BioWorld International Correspondent

LONDON - Archimedes Pharma Ltd. found the acquisition it has been searching for since its formation in 2004, agreeing to buy privately held Link Pharmaceuticals Ltd. for an undisclosed price in an all-cash deal.

The deal was financed by Warburg Pincus, which backed the formation of Archimedes Pharma, set up by three former executives of Shire Pharmaceuticals Group plc with a strategy to grow through the acquisition of companies or products close to registration in Europe, while at the same time developing its own pipeline of products based on proprietary nasal delivery technology.

The acquisition of the British firm Link gives Archimedes a commercial infrastructure of about 40 people with operations in the UK, France and Germany, and a portfolio of niche products including Gliadel, a locally administered chemotherapy for treating high-grade glioma, and Nozinan, and anti-emetic for advanced cancer patients.

Archimedes has taken over all the existing license agreements, and will use the infrastructure to market its own products, the most advanced of which, a nasally administered formulation of fentanyl for use in breakthrough pain in cancer, is expected to reach the market in 2009.

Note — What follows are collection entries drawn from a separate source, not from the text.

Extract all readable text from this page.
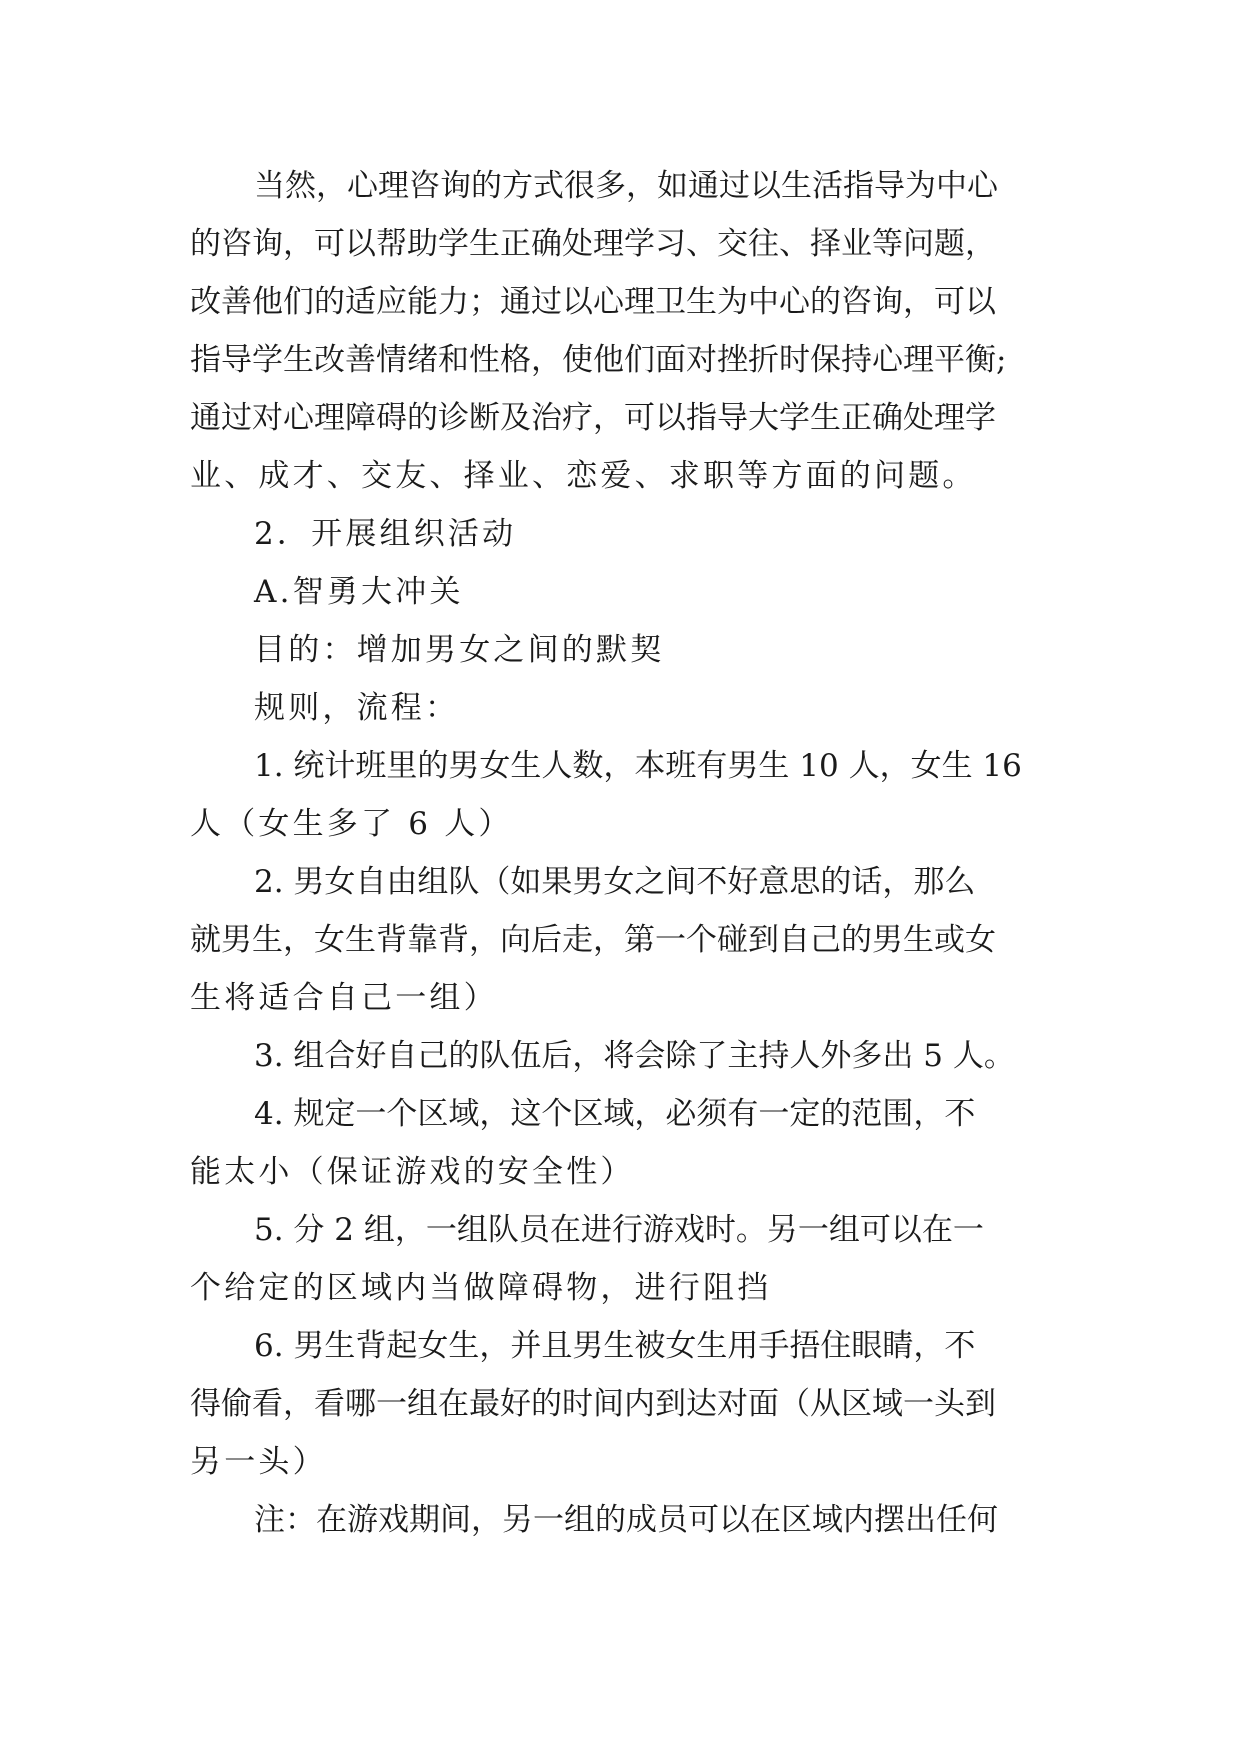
当然，心理咨询的方式很多，如通过以生活指导为中心
的咨询，可以帮助学生正确处理学习、交往、择业等问题，
改善他们的适应能力；通过以心理卫生为中心的咨询，可以
指导学生改善情绪和性格，使他们面对挫折时保持心理平衡;
通过对心理障碍的诊断及治疗，可以指导大学生正确处理学
业、成才、交友、择业、恋爱、求职等方面的问题。

2．开展组织活动

A.智勇大冲关

目的：增加男女之间的默契

规则，流程：

1. 统计班里的男女生人数，本班有男生 10 人，女生 16
人（女生多了 6 人）

2. 男女自由组队（如果男女之间不好意思的话，那么
就男生，女生背靠背，向后走，第一个碰到自己的男生或女
生将适合自己一组）

3. 组合好自己的队伍后，将会除了主持人外多出 5 人。

4. 规定一个区域，这个区域，必须有一定的范围，不
能太小（保证游戏的安全性）

5. 分 2 组，一组队员在进行游戏时。另一组可以在一
个给定的区域内当做障碍物，进行阻挡

6. 男生背起女生，并且男生被女生用手捂住眼睛，不
得偷看，看哪一组在最好的时间内到达对面（从区域一头到
另一头）

注：在游戏期间，另一组的成员可以在区域内摆出任何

The nasal delivery technology was acquired when Archimedes bought West Pharmaceutical Services Inc. in February 2005, for $7.5 million. At the same time, Warburg Pincus put in a further $40 million for product development.

Richard de Souza, CEO of Reading, UK-based Archimedes, told BioWorld International, "We can now build the footprint. We have made substantial progress with our development pipeline and now have three projects entering Phase III. Of these, we will bring one to market ourselves, with an expected launch of 2009."

The business model is based on previous experience of setting up specialty pharma companies around acquired products. "Once you have launched a product," de Souza said, "everyone asks, What next? In order to be sustainable you need three parts - a very competent sales and marketing operation, products that are approaching registration, and a development pipeline feeding in."

De Souza and his co-founders, Charles Marchetti, chief financial officer, and Michael Clark, marketing director, intended to acquire a European company first as the basis of Archimedes, but were offered the opportunity to buy the nasal portfolio from West Pharmaceutical of Lionsville, Pa., after the U.S. company decided to divest the drug delivery unit in December 2004.

The result was going in as a cash-burning as opposed to cash-generating company, but de Souza said there is "categorically enough money" to get in-house products through to market. Link is a profitable business with expected revenues of about £16 million (US$30.4 million) in 2006.

"The aim is to build a commercial presence in each of the five main European markets, putting the company name in front of physicians," de Souza said.